Мы понимающе улыбнулись друг другу.

– Да, – признался он.

Я наклонилась к его уху.

– Когда я закончу с вами, Джонатан, – я поцеловала нежную кожу на его виске, – вы уже больше не будете таким особенным.

Потом я отступила и взяла молоток. Не слишком изящно, конечно, но для моих целей этот грубый инструмент подходил просто идеально. Лицо Джонатана не просто побледнело — посерело, а глаза расширились от ужаса. Мне всегда импонировало, до чего быстро он соображал и как легко ухватывал суть вещей. Вот и на этот раз Джонатан все сразу понял.

– Нет, – лихорадочно забормотал он, явно отказываясь верить в происходящее. – Нет, нет, нет! Пожалуйста, только это! Лучше просто убейте меня, Ева, умоляю!

Я бросила на него сочувственный взгляд и подняла молоток.

– Разожмите руку, Джонатан, – посоветовала я. – Иначе я сразу раздроблю вам весь кулак.

Его крики были для меня словно музыка.

22

Возможно, вы ожидаете хэппи-энда. Если бы мы снимали кино, я непременно бы нашла противоядие – вырвала бы его из Джонатана пытками – и непременно бы успела принять до того, как мое тело начало разрушаться. А может, освободила бы Джонатана, и мы бы простили друг друга за все, уехали за тридевять земель и взяли себе новые имена. Например, мистер и миссис Хайд. Вдвоем бы мы терроризировали весь свет, пока один из нас не прокололся и не потянул на дно обоих. На такой случай бы мы непременно подготовили что-нибудь яркое и запоминающееся — например, двойное разоблачение с последующим двойным самоубийством.
Но в жизни ведь не скажешь «Стоп, снято, давайте еще один дубль!». В реальной жизни на все дается только один реальный шанс. Мне кажется, мы с Джонатаном оба использовали его на все 100%.

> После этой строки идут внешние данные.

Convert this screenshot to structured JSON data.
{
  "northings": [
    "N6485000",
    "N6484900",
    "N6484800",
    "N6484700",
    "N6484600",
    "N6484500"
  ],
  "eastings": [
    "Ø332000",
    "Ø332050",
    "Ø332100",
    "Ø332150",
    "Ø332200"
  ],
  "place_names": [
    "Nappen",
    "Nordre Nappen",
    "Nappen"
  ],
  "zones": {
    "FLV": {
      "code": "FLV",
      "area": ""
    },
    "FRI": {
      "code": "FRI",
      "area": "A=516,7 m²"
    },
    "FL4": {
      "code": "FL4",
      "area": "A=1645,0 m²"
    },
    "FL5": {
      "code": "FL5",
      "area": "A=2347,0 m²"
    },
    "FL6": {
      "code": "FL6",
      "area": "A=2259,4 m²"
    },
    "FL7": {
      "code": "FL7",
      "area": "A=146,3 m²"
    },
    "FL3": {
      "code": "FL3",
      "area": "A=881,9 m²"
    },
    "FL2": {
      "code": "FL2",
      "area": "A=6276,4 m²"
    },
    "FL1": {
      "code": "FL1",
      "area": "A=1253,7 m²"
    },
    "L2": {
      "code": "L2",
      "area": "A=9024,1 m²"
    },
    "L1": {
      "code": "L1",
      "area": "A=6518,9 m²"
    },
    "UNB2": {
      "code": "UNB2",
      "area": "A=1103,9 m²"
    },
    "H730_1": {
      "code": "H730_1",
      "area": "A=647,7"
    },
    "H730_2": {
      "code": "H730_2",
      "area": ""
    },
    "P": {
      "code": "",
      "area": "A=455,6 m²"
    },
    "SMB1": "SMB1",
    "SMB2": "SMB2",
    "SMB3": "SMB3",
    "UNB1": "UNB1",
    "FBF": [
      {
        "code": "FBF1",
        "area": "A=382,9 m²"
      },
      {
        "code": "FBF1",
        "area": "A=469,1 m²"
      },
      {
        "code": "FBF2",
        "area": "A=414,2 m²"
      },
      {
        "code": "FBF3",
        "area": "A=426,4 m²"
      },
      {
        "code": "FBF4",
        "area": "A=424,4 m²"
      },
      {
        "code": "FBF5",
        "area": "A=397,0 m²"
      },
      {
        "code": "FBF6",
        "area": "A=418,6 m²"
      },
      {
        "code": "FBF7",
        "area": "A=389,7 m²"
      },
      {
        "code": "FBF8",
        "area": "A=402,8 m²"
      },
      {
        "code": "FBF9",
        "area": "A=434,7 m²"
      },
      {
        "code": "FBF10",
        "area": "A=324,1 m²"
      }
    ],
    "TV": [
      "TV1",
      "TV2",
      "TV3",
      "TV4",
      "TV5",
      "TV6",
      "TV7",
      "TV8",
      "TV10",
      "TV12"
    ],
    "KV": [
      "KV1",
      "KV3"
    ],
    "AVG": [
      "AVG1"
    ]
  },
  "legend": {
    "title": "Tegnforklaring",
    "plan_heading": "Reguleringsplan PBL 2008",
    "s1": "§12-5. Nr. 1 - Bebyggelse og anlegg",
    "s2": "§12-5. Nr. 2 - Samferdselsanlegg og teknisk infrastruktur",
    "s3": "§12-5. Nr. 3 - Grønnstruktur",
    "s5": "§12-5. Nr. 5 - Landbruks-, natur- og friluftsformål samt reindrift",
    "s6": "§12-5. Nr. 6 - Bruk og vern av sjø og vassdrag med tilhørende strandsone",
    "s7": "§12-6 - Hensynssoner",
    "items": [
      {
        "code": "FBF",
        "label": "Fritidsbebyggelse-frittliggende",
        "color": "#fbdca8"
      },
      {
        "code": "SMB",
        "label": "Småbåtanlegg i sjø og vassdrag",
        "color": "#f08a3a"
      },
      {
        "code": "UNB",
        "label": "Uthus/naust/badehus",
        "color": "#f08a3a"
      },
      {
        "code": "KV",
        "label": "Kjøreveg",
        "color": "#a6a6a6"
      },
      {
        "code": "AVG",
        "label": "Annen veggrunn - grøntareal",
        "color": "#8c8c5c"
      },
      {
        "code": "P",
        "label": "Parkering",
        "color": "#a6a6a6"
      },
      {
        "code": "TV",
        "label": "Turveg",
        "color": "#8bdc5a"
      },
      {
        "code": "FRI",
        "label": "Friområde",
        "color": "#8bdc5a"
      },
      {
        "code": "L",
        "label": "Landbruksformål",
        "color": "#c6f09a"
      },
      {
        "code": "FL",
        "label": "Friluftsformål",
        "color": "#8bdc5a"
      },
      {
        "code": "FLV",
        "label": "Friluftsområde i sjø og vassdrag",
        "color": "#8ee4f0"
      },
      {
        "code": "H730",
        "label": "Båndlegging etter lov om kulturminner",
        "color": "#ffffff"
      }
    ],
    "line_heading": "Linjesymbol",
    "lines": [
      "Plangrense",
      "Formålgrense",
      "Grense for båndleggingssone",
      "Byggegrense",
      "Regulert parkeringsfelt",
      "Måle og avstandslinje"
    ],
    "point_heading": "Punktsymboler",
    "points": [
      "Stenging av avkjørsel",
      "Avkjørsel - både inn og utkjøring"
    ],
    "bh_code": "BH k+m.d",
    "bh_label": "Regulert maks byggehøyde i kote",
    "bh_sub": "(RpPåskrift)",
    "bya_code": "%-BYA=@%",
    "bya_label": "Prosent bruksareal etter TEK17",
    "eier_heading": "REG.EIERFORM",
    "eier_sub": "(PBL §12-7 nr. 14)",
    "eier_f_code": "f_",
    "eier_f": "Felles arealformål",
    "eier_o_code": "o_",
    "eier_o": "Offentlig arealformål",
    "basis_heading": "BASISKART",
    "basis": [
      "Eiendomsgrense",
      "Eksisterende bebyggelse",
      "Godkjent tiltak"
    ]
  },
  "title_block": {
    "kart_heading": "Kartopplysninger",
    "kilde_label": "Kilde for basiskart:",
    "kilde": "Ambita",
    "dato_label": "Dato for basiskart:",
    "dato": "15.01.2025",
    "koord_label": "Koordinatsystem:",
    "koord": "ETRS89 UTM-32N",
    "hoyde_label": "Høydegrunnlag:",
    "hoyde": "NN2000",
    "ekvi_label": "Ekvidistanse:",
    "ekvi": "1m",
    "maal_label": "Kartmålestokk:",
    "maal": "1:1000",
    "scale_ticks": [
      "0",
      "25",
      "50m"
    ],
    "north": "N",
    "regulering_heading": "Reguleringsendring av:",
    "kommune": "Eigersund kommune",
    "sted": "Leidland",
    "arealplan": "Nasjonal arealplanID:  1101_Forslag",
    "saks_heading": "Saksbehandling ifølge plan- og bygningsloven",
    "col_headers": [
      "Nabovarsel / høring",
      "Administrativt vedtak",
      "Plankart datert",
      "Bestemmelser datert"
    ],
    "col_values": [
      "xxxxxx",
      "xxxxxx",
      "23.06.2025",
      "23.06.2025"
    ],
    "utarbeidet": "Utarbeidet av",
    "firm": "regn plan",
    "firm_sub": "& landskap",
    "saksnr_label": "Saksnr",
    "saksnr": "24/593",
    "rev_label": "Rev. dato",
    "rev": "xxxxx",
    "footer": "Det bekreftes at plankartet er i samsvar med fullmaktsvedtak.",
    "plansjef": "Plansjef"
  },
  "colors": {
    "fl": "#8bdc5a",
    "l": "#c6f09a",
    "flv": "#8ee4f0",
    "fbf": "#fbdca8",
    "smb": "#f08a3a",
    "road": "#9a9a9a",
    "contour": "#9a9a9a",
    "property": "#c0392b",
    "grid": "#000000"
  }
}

Потому что когда все было кончено, и я наклонилась к его бледному, залитому слезами лицу, Джонатан сказал мне лишь одно: «Спасибо». А потом, с трудом улыбнувшись, добавил: «Фригидная сучка».

Я ответила, что тоже люблю его, и ушла умирать.

Вы спросите, страшусь ли я смерти? Нет, нисколько. Я видела ее много раз, и, в отличие от Джонатана, который хочет контролировать ее приход, не боюсь ей подчиниться. Ведь теперь я точно знаю: Бог есть. Он преподнес мне так много – дар любви и возможность сделать мир чуточку лучше, и я не подвела его. Я верю: теперь он подарит мне тишину.

КОНЕЦ
________________


Примечания:

*Бела Барток (1881 — 1945) – венгерский композитор. Родился в Трансильвании в семье школьной учительницы.

**Триада Макдональда – сформулированный Джоном Макдональдом в 1963 году в статье «Угроза убийства» набор из трёх поведенческих характеристик — зоосадизм, пиромания и энурез, который он связал с предрасположенностью к совершению особо жестоких преступлений.

***Возлюбленный мой принадлежал мне, а я — ему. Он ввел меня в дом пира, и знамя его надо мною было — любовь... Положил меня, как печать, на сердце свое, как перстень, на руку свою... Я давала ему все богатство дома моего за любовь, но была отвергнута с презрением... – Ева цитирует «Песнь песней Соломона» (30-я часть Танаха, 4-я книга Ктувим, каноническая книга Ветхого Завета, приписываемая царю Соломону).